In Breslau entwickelt

So besteht in den meisten Fällen die Möglichkeit, mit vergleichsweise geringem Zeitaufwand ein umfangreiches Dossier über jemanden zu erstellen, welches auch sehr sensible persönliche Informationen enthält. Wie etwa die, an welchen politischen Demonstrationen der Betreffende teilnahm. Dabei ist die Gesichtserkennungssoftware derartig optimiert, dass sie in der Regel sogar fündig wird, wenn die „Zielobjekte“ Bärte, Sonnenbrillen und Hüte tragen oder den Kopf zur Seite gewandt haben.

Die Programmierer, welche PimEyes schufen, waren die beiden Absolventen der Technischen Universität Breslau Łukasz Kowalczyk und Denis Tatina. Deren Motivation bestand eindeutig im Geldverdienen, denn die Benutzung von PimEyes war von Anfang an kostenpflichtig. Aktuell fallen folgende Gebühren an: Wer 35 Euro pro Monat berappt, kann 25 Fotos am Tag hochladen und die Abgebildeten stalken. Wem das nicht genügt, für den gibt es noch das Premium-Abo für die unlimitierte Suche für 3450 Euro pro Jahr.
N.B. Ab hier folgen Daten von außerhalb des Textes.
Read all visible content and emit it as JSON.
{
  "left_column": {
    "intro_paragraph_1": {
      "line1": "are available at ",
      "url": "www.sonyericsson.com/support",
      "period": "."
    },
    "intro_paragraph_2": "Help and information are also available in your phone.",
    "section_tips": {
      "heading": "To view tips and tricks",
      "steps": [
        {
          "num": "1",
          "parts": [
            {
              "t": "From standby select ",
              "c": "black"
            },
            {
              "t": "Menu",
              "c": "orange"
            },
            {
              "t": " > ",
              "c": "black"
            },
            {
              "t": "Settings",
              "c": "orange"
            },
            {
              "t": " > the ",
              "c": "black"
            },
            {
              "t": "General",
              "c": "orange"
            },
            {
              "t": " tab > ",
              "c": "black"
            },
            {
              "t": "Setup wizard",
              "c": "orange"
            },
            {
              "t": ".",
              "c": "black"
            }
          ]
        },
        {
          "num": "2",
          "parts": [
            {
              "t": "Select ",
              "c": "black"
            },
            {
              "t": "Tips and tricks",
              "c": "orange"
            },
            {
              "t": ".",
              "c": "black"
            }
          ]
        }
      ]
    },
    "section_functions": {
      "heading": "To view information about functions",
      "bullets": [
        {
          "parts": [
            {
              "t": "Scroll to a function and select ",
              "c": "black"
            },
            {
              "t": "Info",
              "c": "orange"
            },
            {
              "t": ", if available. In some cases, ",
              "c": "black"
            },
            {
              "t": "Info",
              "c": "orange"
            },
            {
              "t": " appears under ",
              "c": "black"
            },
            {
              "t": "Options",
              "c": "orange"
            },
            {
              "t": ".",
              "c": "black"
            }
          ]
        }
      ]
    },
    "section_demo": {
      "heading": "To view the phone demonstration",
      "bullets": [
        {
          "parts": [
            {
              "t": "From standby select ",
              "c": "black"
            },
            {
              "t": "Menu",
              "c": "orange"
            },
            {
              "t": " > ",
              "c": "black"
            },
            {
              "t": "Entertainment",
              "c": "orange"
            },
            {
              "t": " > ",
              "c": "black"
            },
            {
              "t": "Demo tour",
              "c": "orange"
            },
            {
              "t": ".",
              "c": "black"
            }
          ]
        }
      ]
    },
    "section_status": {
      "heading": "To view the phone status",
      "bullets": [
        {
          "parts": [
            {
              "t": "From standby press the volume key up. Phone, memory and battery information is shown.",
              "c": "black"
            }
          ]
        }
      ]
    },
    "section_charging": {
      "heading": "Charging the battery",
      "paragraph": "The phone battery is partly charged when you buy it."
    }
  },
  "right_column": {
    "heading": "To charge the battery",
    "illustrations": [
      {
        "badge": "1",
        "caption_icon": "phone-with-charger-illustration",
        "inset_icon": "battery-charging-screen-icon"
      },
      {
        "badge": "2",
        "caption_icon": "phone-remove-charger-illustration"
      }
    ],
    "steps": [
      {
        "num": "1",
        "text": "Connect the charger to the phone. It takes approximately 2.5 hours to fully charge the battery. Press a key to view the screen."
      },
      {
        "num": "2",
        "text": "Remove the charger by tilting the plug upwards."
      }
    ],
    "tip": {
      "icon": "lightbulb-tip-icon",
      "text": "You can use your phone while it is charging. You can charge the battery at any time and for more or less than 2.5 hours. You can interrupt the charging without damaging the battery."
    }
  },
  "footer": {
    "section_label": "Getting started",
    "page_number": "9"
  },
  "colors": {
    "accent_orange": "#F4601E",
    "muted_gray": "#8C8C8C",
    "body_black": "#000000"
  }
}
Nach kritischen Presseberichten sowie der Verhängung eines Bußgeldes seitens der polnischen Datenschutzbehörde in Höhe von 220.000 Euro wegen nicht erfüllter Informationspflichten verlegten Kowalczyk und Tatina den PimEyes-Firmensitz auf die Seychellen und verkauften das Unternehmen schließlich Anfang 2022 an den Georgier Giorgi Gobronidze.

Der Universitätsprofessor aus Tiflis, welcher den Erwerb über Adressen in Dubai und dem mittelamerikanischen Belize abwickelte, wirbt nun offensiv für PimEyes, indem er die Software als Werkzeug der digitalen Selbstverteidigung hinstellt: „Finde heraus, wo dein Gesicht im Internet erscheint. Fange an, deine Privatsphäre zu schützen!“ Inzwischen muss jeder potentielle Nutzer vor Vertragsabschluss folgenden Hinweis zur Kenntnis nehmen: „PimEyes ist nicht für die Überwachung anderer Personen gedacht.“ Deshalb verkündete Gobronidze kürzlich auch vollmundig, sein Unternehmen stehe für den „ethischen“ Einsatz von Künstlicher Intelligenz.

Allerdings fanden Datenschützer heraus, dass PimEyes immer noch ganz vorrangig dazu verwendet wird, um anderen Menschen nachzuspionieren – was kaum verwundern kann, da die Zahl der möglichen Suchanfragen bei 25 pro Tag beginnt und es im Falle der Premium-Abos überhaupt keine Begrenzung gibt. Somit hilft PimEyes ganz maßgeblich mit, unser verbrieftes Recht auf informationelle Selbstbestimmung in großem Stil mit Füßen zu treten und eine Welt zu schaffen, in der wir auf Schritt und Tritt bespitzelt werden.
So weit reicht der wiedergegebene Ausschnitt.